My reputation among [Asian Americans] was tarnished and I should be removed. Now that I think about it, it’s almost weird that a handful of DMs managed to persuade me to take my own life. A friend found me and brought me to the ER.”
An uproar ensued when ABC announced it would be renewing Fresh Off The Boat for a sixth season in 2019, prompting Crazy Rich Asians actor Constance Wu to tweet:
“I’m in such a bad mood right now that I can’t stop sobbing. Ugh. F**k.” “F**king hell,” she tweeted in response to the first. Commenter “wonderful news” left congrats for Wu, and she answered, “No it’s not.

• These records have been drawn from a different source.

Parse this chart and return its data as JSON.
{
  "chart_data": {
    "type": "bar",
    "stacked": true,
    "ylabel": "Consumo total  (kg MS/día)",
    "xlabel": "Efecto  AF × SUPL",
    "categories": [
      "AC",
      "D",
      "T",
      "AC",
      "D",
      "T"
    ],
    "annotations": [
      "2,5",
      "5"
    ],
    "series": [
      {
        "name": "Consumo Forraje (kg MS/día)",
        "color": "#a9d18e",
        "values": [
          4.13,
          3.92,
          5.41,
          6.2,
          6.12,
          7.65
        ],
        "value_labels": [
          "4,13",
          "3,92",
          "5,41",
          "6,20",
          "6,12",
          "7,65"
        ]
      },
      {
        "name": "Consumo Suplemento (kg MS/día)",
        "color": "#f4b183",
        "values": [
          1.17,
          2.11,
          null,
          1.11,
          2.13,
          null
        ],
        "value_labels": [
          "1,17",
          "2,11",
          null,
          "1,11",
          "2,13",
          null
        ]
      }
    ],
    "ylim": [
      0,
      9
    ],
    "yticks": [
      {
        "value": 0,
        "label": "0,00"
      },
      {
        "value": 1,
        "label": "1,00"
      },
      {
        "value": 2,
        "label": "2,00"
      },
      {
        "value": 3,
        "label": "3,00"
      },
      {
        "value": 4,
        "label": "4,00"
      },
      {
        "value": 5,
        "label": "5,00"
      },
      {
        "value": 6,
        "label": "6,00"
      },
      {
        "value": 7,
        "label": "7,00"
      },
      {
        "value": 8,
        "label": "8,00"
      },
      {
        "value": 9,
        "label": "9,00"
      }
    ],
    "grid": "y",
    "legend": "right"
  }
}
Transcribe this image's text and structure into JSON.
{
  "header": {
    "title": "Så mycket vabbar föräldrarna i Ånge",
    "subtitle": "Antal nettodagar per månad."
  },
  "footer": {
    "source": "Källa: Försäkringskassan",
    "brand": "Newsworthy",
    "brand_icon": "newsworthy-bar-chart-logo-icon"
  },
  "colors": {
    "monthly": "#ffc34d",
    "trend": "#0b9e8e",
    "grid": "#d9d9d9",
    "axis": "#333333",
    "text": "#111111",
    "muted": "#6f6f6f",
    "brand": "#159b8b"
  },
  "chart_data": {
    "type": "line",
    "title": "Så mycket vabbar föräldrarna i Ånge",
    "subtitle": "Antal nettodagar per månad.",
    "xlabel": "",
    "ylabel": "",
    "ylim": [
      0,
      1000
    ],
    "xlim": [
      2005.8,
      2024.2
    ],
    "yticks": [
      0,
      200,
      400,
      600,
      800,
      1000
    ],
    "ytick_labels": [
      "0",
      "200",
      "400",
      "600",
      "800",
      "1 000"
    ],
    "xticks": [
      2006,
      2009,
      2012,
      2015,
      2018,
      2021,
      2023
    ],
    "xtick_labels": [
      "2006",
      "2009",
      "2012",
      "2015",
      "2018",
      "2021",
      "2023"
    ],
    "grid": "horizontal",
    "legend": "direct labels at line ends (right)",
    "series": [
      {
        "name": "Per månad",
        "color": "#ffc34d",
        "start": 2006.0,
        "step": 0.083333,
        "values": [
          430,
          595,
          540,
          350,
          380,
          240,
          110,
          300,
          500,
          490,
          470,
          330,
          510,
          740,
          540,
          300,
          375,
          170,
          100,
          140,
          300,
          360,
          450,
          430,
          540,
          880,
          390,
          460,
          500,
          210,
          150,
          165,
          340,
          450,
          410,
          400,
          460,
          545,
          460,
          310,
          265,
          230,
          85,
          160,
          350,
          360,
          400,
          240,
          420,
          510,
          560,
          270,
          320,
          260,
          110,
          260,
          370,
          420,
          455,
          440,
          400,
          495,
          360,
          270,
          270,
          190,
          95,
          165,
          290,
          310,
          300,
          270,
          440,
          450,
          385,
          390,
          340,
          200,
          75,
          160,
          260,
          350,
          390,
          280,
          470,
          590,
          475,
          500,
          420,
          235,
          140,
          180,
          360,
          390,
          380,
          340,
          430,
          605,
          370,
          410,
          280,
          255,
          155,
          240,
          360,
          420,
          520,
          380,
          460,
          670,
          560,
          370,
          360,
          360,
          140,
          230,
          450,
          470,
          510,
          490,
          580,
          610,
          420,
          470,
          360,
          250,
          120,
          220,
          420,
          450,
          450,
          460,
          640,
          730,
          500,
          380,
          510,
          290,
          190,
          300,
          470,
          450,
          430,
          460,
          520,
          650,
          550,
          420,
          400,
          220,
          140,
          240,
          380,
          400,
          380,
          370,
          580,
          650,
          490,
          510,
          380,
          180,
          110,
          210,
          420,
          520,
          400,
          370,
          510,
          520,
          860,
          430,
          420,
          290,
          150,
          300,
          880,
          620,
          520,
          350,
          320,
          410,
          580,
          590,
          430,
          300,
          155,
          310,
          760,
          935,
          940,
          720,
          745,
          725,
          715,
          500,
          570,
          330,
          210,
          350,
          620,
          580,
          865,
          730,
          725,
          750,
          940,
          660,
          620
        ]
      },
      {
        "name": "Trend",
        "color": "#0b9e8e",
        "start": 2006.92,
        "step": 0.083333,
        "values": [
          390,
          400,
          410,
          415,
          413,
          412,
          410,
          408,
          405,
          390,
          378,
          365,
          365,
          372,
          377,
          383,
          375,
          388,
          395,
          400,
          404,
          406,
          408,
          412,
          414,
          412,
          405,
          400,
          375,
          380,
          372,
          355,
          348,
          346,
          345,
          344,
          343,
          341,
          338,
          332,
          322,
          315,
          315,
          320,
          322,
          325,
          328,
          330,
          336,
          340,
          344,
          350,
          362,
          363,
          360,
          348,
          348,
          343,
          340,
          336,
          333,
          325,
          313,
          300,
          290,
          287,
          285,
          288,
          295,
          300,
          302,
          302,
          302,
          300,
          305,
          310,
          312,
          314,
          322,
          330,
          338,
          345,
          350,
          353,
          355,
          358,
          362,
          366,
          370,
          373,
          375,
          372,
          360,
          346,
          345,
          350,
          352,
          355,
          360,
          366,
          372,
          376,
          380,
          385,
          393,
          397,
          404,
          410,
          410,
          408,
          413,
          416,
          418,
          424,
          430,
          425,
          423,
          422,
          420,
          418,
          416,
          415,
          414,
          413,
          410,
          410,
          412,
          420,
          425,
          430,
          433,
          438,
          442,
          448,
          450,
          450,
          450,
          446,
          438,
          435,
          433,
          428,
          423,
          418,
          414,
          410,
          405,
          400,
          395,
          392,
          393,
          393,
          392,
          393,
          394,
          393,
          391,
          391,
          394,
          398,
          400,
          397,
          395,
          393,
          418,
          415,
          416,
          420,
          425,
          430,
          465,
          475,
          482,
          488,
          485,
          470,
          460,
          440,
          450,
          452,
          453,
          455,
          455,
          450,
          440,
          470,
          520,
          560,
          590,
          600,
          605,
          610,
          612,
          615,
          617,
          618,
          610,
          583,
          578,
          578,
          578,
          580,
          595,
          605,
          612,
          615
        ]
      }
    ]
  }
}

” Wu replied. Later, Wu explained that her tweets were not a reflection of her views about the sitcom’s renewal but rather the climax of a “tough day,” “poor timed w/the news of the show,” and that the pickup meant she’d have to give up a project she’d been “passionate about.” about. Later, the actress expressed her regrets.
It was a frightening event in my life that prompted me to reevaluate my priorities, Wu stated in the letter. “The next few years will be devoted to improving my mental health rather than my professional life. There isn’t enough discussion about mental health among AsAms.
There is a lot of avoidance in our community when it comes to discussing the more difficult aspects of our lives. Eventually, even my tweets became a touchy matter, and many of my AsAm colleagues decided to shun or ignore me as a result. However, this experience has made me realize that reaching out to others who are going through difficult times is essential.”
“Help people talk about the uncomfortable stuff in order to comprehend it, grapple with it, and open pathways to healing,” Wu says of the three years she spent away from the limelight. “It afforded me clarity and provided an opportunity to put my experiences and opinions on paper.”
“There are parts of us that we’re afraid of or ashamed of, and those areas need our care and attention if we want to be recognized as fully as possible. This is not the most favorable portrayal, but it is as honest as I can be. We need to quit beating each other (and ourselves) up when we do this,” she concluded.”
“I’m not graceful or poised in any way. I’m overcome with emotion. There are a lot of mistakes I’ve made throughout my life!”
On the other side of her hiatus, Wu, who is presently playing a terminally ill patient on Amazon Prime’s The Terminal List, says she is “OK enough to venture back on social media.” This me-of-three-years-ago owes me a duty of bravery, so I will share my tale in the hopes that it can help someone else,” she concluded her letter.